Il y eut un silence et tout à coup elle éclata en sanglots :

— Ah ! Monsieur, il faut vous l’avouer, et sans doute l’avez-vous deviné, mon mari aimait cette dame depuis qu’il l’avait rencontrée au château de Longchamp, en Bourgogne, il y a bien du temps… quand il venait de Dijon raccommoder les effets de chasse. Elle avait alors dix-huit ans. Quand il m’a épousée, il ne m’a rien caché. Il avait beaucoup d’affection pour moi, il a toujours été bon, mais il ne m’aimait pas ; il aimait cette dame d’un amour religieux ; c’était comme une maladie.
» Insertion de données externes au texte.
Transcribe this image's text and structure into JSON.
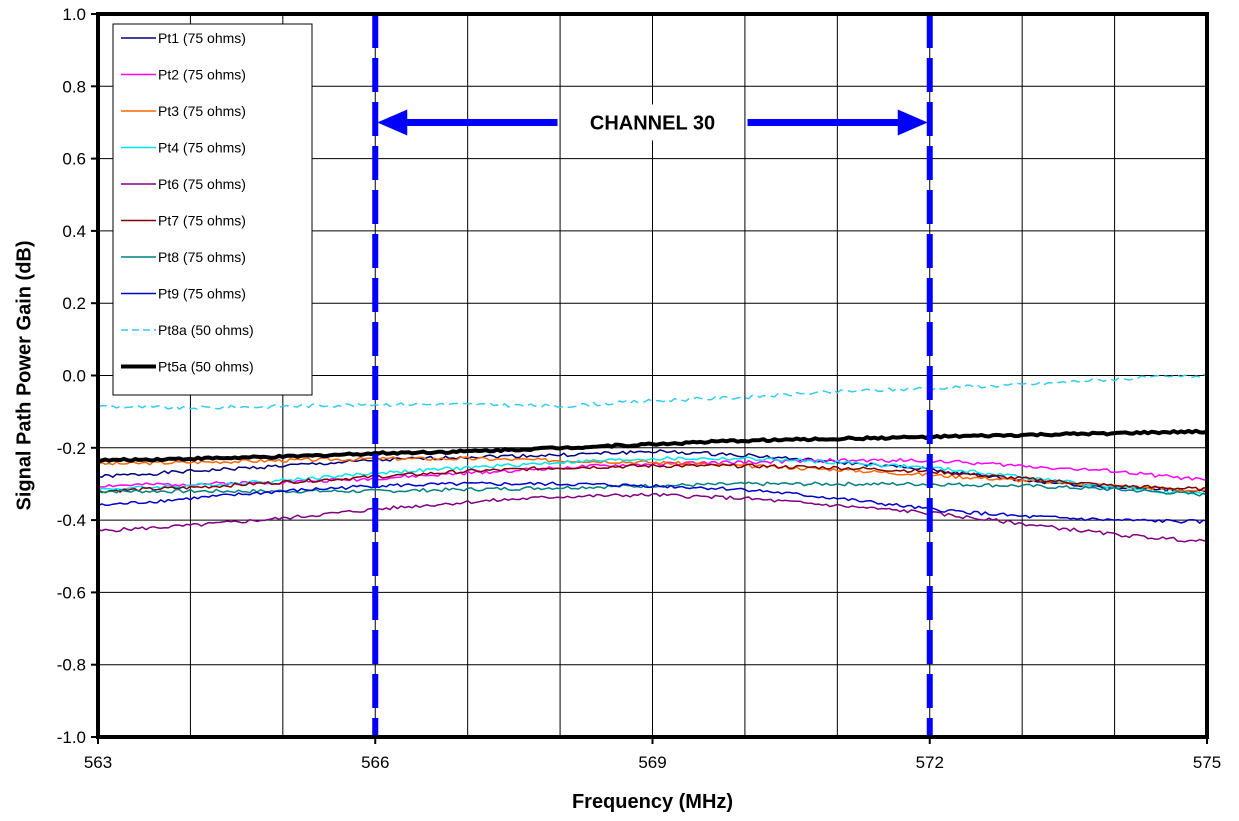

Il paraît qu’il n’y avait pas de femme plus belle sur la terre. J’ai tout essayé pour le guérir : mais en vain. Même à Paris, où nous étions établis, il ne pouvait pas se distraire. Il conservait d’elle de petites choses qu’il avait recueillies dans le château : des bouts de ruban, des épingles à cheveux, un mouchoir. Seulement, avec les années, sa tristesse augmentait, parce qu’il ne retrouvait plus dans sa mémoire avec assez de fidélité les traits qu’il chérissait. Aussi avec cette exposition j’ai cru que la folie le tenait. Imaginez-vous qu’il s’y rendait tous les jours, et deux fois par jour. Enfin, il n’a pas été trop malheureux pendant les douze mois qu’il a vécu encore. Il avait accroché la gravure dans sa chambre et il la contemplait durant des heures. Souvent je la contemplais avec lui, et il se rappelait, il m’expliquait, et j’écoutais, parce que ça lui faisait plaisir…

L’ami avait raconté l’histoire à ma grand’mère.

— Pauvre homme, avait-elle murmuré, les yeux humides.